塔門中的聲音變得平緩,道,「等我神功一成,就不需要這麼偷偷摸摸了,現在是關鍵時刻,你們不能疏忽大意。」
「是,大人。」
兩人連忙點頭,他們可是知道里面的大人喜怒無常,動輒殺人。
「讓我來看一看這次的貨色,」
塔門中突然飛出一道烏光,幽幽深深,不見底色,然後往園子中的綿羊上一落。
嘩啦啦,
說來也怪,烏光落下之後,原本活蹦亂跳的綿羊消失在原地,取而代之的是一個個白白胖胖的孩童,有的咿呀學語,有的蹣跚邁步,還有的哇哇大哭。
「不錯,」
這個時候,自塔門中飛出一隻大手,輕輕一抓,就把地上的孩童撈起,全部拎到塔中。
「嘿嘿,」
下一刻,塔中就傳出一陣令人毛骨悚然的笑聲,窸窸窣窣的響動裡,隱隱有一層血光透出,還有說不出的香氣瀰漫。
「這次找來的很不錯,」
半個時辰後,塔門處黑光湧出,倏爾變幻成一個人影,看不清面容,只是目光沉沉,很有上位者的威嚴,道,「你們替我辦事,我自然不會虧待你們,這兩枚蘊神丹你們收好。」
嘩啦啦,
話音一落,張道士和崔西城手中就多了一枚半個拳頭大小的丹藥,赤紅如血,香氣撲鼻。
「蘊神丹藥性很強,你們下去用清水浸泡,服用藥水。」
人影揹著雙手,氣勢巍峨若山嶽,道,「等你們消化了這一枚蘊神丹,就會脫胎換骨。」
「多謝大人。」
崔西城和張道士大喜,連聲道謝。
「嗯?」
正在這個時候,正要回塔的人影突然站住,看向院牆,喝道,「什麼人,居然敢來窺視?」
「千毒滅魂手。」
人影用手一指,他背後浮現出幽深的光輪,細細密密如蟲子般蠕動的篆文飛出,凝成一隻大手,鬼氣森森,鋪天蓋日。
大手往下一落,鬼語魔唱,冷意刺骨。
「啊,長河落日。」
躲在暗處戴著斗笠的男子一看自己被發現,馬上拔劍在手,身子一動,就使出長河落日,森森然的劍意橫空,上下左右,彷彿大日墜落,長河斷流。
「嘿,」
大手根本不受影響,一下子就把劍意捏爆,然後狠狠地印在斗笠男子的胸前,將他打飛。
「噗,」
斗笠男子張口吐出一道血箭,悶哼一聲,袖中飛出一道金光,裹住身子,幾個起落後,消失不見。

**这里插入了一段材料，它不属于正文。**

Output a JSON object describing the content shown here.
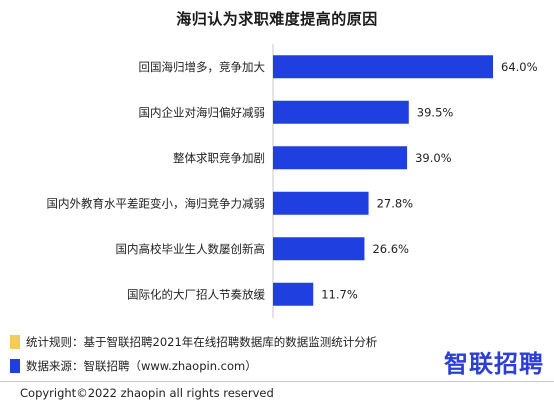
{
  "chart_data": {
    "type": "bar",
    "orientation": "horizontal",
    "title": "海归认为求职难度提高的原因",
    "categories": [
      "回国海归增多，竞争加大",
      "国内企业对海归偏好减弱",
      "整体求职竞争加剧",
      "国内外教育水平差距变小，海归竞争力减弱",
      "国内高校毕业生人数屡创新高",
      "国际化的大厂招人节奏放缓"
    ],
    "values": [
      64.0,
      39.5,
      39.0,
      27.8,
      26.6,
      11.7
    ],
    "value_labels": [
      "64.0%",
      "39.5%",
      "39.0%",
      "27.8%",
      "26.6%",
      "11.7%"
    ],
    "xlim": [
      0,
      64
    ],
    "grid": false,
    "bar_color": "#1f3fe0"
  },
  "notes": {
    "rule": "统计规则：基于智联招聘2021年在线招聘数据库的数据监测统计分析",
    "rule_color": "#f5c95a",
    "source": "数据来源：智联招聘（www.zhaopin.com）",
    "source_color": "#1f3fe0"
  },
  "footer": {
    "copyright": "Copyright©2022 zhaopin all rights reserved"
  },
  "brand": {
    "logo_text": "智联招聘"
  }
}
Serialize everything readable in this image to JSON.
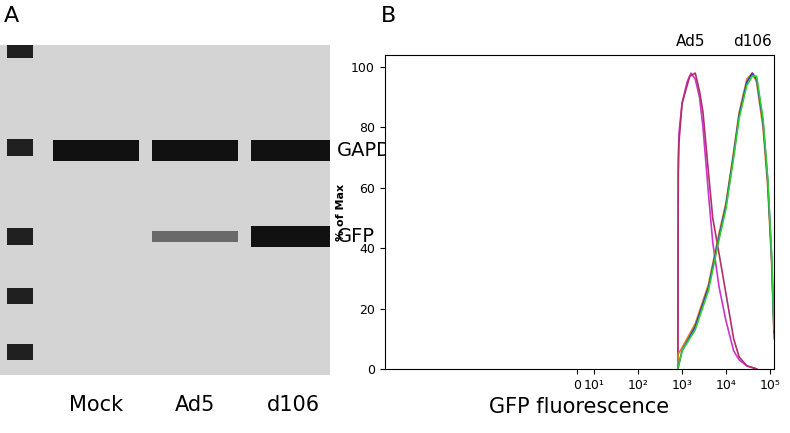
{
  "chart_data": [
    {
      "type": "western_blot",
      "panel": "A",
      "lanes": [
        "Mock",
        "Ad5",
        "d106"
      ],
      "bands": [
        {
          "name": "GAPDH",
          "values": [
            1.0,
            1.0,
            1.0
          ]
        },
        {
          "name": "GFP",
          "values": [
            0.0,
            0.3,
            1.0
          ]
        }
      ]
    },
    {
      "type": "line",
      "panel": "B",
      "x_label": "GFP fluorescence",
      "y_label": "% of Max",
      "log": "x",
      "xlim": [
        -100000,
        126000
      ],
      "xticks": [
        0,
        {
          "value": 10,
          "label": "10¹"
        },
        {
          "value": 100,
          "label": "10²"
        },
        {
          "value": 1000,
          "label": "10³"
        },
        {
          "value": 10000,
          "label": "10⁴"
        },
        {
          "value": 100000,
          "label": "10⁵"
        }
      ],
      "ylim": [
        0,
        104
      ],
      "yticks": [
        0,
        20,
        40,
        60,
        80,
        100
      ],
      "series": [
        {
          "group": "Ad5",
          "color": "#cc33cc",
          "x": [
            800,
            820,
            850,
            1000,
            1300,
            1600,
            2000,
            2500,
            3000,
            4000,
            5000,
            7000,
            10000,
            15000,
            20000,
            30000,
            50000
          ],
          "values": [
            0,
            70,
            78,
            88,
            95,
            98,
            96,
            90,
            80,
            58,
            42,
            27,
            16,
            6,
            3,
            1,
            0
          ]
        },
        {
          "group": "Ad5",
          "color": "#b0306a",
          "x": [
            800,
            820,
            850,
            1000,
            1500,
            2000,
            2500,
            3000,
            4000,
            5000,
            7000,
            10000,
            15000,
            20000,
            30000,
            50000
          ],
          "values": [
            0,
            65,
            75,
            88,
            97,
            98,
            92,
            85,
            65,
            50,
            38,
            25,
            10,
            4,
            1,
            0
          ]
        },
        {
          "group": "d106",
          "color": "#e07a20",
          "x": [
            800,
            820,
            1000,
            2000,
            4000,
            7000,
            10000,
            15000,
            20000,
            30000,
            40000,
            50000,
            70000,
            90000,
            110000,
            125000
          ],
          "values": [
            0,
            5,
            7,
            15,
            28,
            45,
            55,
            72,
            85,
            96,
            98,
            95,
            80,
            60,
            35,
            10
          ]
        },
        {
          "group": "d106",
          "color": "#1f3fbf",
          "x": [
            800,
            1000,
            2000,
            4000,
            7000,
            10000,
            15000,
            20000,
            30000,
            40000,
            50000,
            70000,
            90000,
            110000,
            125000
          ],
          "values": [
            0,
            6,
            14,
            27,
            44,
            54,
            71,
            84,
            95,
            98,
            96,
            82,
            62,
            37,
            12
          ]
        },
        {
          "group": "d106",
          "color": "#33cc33",
          "x": [
            800,
            1000,
            2000,
            4000,
            7000,
            10000,
            15000,
            20000,
            30000,
            40000,
            50000,
            70000,
            90000,
            110000,
            125000
          ],
          "values": [
            0,
            6,
            13,
            26,
            43,
            53,
            70,
            83,
            94,
            97,
            97,
            83,
            63,
            38,
            13
          ]
        }
      ]
    }
  ]
}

這一番交手從開始到結束只有三五個呼吸,張道士和崔西城都沒有反應過來,等斗笠男子逃走後,兩人才誠惶誠恐地請罪道,「大人,屬下辦事不利,」
「他中了我的滅魂手就是逃出去也開不了口。」
黑影人對自己的神通很自信,但還是敲打了兩人一句,道,「以後辦事小心點,要是再有這樣的事兒發生,我就把你們兩人煉成血侍。」
這個時候,陳巖和阿英乘著焦尾馬,來到府城。
兩人從南門入城。
阿英牽著焦尾馬,踮著小腳,四下張望,吐了吐香舌道,「少爺,人真多呀。」
「是啊,」
陳巖看到街道上隨處可見的書生巾,笑道,「聽說這次參加院試的童生有八千之數,為我們金臺府歷年來最高。」
「嗯,」
阿英攥著小拳頭,俏臉上滿是認真,道,「少爺肯定能順利通過的。」
「沒問題。」
陳巖大袖如翼,從容自信,道,「探囊取物耳。」
「嘻嘻,」
阿英一聽,大眼睛笑成月牙狀,道,「少爺,我們先找地方住下吧。」
「好,」
陳巖點點頭,望向湖對面,道,「早聽說青雲苑是府城一景,我們就住那裡。」